El BCE exige a un centenar de bancos europeos planes urgentes ante las ciberamenazas de la IA
ECONOMÍA
Fráncfort da hasta el 31 de octubre a las entidades para presentar medidas de refuerzo en ciberseguridad
07 jul 2026 . Actualizado a las 12:22 h.«Estimado consejero delegado: Los rápidos avances en tecnologías emergentes, en particular los sistemas de inteligencia artificial (IA), representan cambios decisivos en el panorama de la ciberseguridad». Este mensaje —seguido de tres folios más— es el que han recibido un centenar de consejeros delegados de entidades europeas bajo la supervisión del Banco Central Europeo (BCE). La carta la firma Claudia Buch, presidenta del Consejo de Supervisión del ente presidido por Christine Lagarde.
Una misiva que ha llegado a los buzones de los despachos nobles de los bancos en el Viejo Continente —entre ellos los españoles— después de que el pasado 18 de junio Frank Elderson, vicepresidente del Consejo de Supervisión, lo anunciara.
El aviso no es menor. El BCE no está hablando de una amenaza hipotética ni de un riesgo acotado a una herramienta concreta.

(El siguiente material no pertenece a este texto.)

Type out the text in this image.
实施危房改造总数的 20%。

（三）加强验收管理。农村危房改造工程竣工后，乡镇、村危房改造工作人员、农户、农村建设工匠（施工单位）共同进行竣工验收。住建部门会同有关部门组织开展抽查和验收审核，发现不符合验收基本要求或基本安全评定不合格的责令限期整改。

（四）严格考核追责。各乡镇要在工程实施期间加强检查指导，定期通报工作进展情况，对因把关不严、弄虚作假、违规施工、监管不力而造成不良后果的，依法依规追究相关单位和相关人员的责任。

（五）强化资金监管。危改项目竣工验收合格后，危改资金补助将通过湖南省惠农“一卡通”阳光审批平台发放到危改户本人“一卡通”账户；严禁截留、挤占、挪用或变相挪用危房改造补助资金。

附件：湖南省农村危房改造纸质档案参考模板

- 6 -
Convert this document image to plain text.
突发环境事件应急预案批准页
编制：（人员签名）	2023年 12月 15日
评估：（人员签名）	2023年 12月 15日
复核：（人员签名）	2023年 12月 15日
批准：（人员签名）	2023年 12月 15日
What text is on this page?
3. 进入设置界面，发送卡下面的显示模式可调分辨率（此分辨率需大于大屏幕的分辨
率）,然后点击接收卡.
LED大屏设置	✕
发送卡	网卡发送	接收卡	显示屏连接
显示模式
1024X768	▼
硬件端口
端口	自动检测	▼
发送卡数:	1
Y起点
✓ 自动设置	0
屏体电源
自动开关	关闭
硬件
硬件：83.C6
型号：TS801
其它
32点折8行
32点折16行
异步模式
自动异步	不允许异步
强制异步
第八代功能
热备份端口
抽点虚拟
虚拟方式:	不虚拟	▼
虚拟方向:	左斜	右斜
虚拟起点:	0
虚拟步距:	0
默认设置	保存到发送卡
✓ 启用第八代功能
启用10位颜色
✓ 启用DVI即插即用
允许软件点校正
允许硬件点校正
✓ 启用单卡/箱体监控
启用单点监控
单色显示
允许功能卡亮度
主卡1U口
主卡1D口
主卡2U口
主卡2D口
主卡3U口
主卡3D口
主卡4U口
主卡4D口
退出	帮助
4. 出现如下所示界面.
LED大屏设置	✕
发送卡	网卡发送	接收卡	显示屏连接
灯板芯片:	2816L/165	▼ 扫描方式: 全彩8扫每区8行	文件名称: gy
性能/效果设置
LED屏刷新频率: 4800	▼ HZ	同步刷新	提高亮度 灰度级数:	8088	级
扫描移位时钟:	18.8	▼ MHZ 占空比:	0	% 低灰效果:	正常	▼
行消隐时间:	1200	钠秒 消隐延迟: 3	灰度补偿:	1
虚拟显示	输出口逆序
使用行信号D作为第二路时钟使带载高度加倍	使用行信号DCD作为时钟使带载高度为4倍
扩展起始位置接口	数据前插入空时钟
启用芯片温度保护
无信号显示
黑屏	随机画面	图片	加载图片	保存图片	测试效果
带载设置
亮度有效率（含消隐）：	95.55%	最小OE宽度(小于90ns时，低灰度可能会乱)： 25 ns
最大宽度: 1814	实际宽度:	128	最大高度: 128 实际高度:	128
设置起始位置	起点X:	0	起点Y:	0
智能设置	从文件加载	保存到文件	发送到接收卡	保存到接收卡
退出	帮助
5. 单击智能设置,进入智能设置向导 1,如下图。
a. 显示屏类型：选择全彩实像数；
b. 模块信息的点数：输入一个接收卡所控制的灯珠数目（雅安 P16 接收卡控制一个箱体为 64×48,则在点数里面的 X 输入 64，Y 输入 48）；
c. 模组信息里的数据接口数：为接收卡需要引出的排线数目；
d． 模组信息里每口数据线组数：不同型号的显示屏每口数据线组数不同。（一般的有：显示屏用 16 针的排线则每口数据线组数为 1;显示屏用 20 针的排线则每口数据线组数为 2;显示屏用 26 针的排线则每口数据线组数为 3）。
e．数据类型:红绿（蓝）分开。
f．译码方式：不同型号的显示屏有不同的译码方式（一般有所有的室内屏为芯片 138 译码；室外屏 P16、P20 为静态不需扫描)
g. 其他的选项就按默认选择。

Lo que plantea en la carta es un cambio de fondo: la inteligencia artificial está acelerando la capacidad de los atacantes para encontrar vulnerabilidades, explotarlas y reducir al mínimo el tiempo de reacción de las entidades. En otras palabras, los bancos ya no solo tienen que protegerse mejor, sino hacerlo mucho más rápido.
El supervisor europeo advierte de que los nuevos modelos de IA pueden identificar fallos de software y generar herramientas capaces de explotarlos a una velocidad inédita. Eso comprime el plazo entre el descubrimiento de una vulnerabilidad y su posible explotación, con implicaciones directas para la confidencialidad, la integridad y la resiliencia de los sistemas tecnológicos de las entidades financieras. El BCE lo formula como un cambio estructural en el mapa de amenazas, no como una moda pasajera.
No es el primer aviso que el ente presidido por Lagarde envía a los bancos europeos. El pasado 26 de mayo, como comentó este periódico, los principales dirigentes del sector fueron llamados a los cuarteles generales del BCE en Fráncfort para debatir los riesgos cibernéticos que entrañan los nuevos modelos de IA, capaces de detectar vulnerabilidades en los sistemas de los bancos.
La señal que lanza el BCE con esta carta es clara. No se trata de una comunicación rutinaria. El último gran precedente se remonta al 2022, todavía con el sector digiriendo las consecuencias de la pandemia, cuando el supervisor puso el foco en la gestión de las operaciones apalancadas y en su potencial capacidad para convertirse en un riesgo sistémico ante un shock de mercado.
Cada vez que Fráncfort recurre a una carta de este tipo, el mensaje suele tener recorrido dentro del sector. Las entidades tienden a concentrar recursos y esfuerzos en el área señalada por el supervisor. Esta vez, además, el BCE deja claro que no se limitará a lanzar la advertencia: seguirá de cerca los planes de acción de los bancos y medirá periódicamente sus avances.
Más presión
La advertencia llega acompañada de deberes concretos. El BCE reclama a las entidades significativas que evalúen sin demora el impacto de este nuevo escenario y elaboren un plan de acción completo para reforzar sus controles tecnológicos. Ese documento deberá incluir medidas específicas, recursos asignados, responsables claros y plazos de ejecución. La fecha límite marcada por Fráncfort es el 31 de octubre del 2026.
El foco inmediato está en tres frentes. El primero, acelerar la gestión de vulnerabilidades y parches, especialmente en los sistemas expuestos a internet, tecnologías perimetrales, entornos cloud, software de terceros y componentes de código abierto. El segundo, mejorar la monitorización y la detección, también mediante capacidades defensivas apoyadas en IA. Y el tercero, revisar si la gestión del riesgo de proveedores tecnológicos está preparada para un contexto en el que la cadena de suministro se ha convertido en una pieza crítica de la resiliencia bancaria.
El mensaje de fondo es claro: las debilidades tecnológicas que hasta ahora podían figurar como tareas pendientes pasan a tener otra dimensión cuando la IA reduce los tiempos de ataque. El BCE recuerda que los bancos deben resolver sin demora los hallazgos supervisores abiertos en materia TIC y de ciberseguridad, incluidos los detectados en inspecciones, revisiones específicas y en el test de ciberresiliencia del 2024.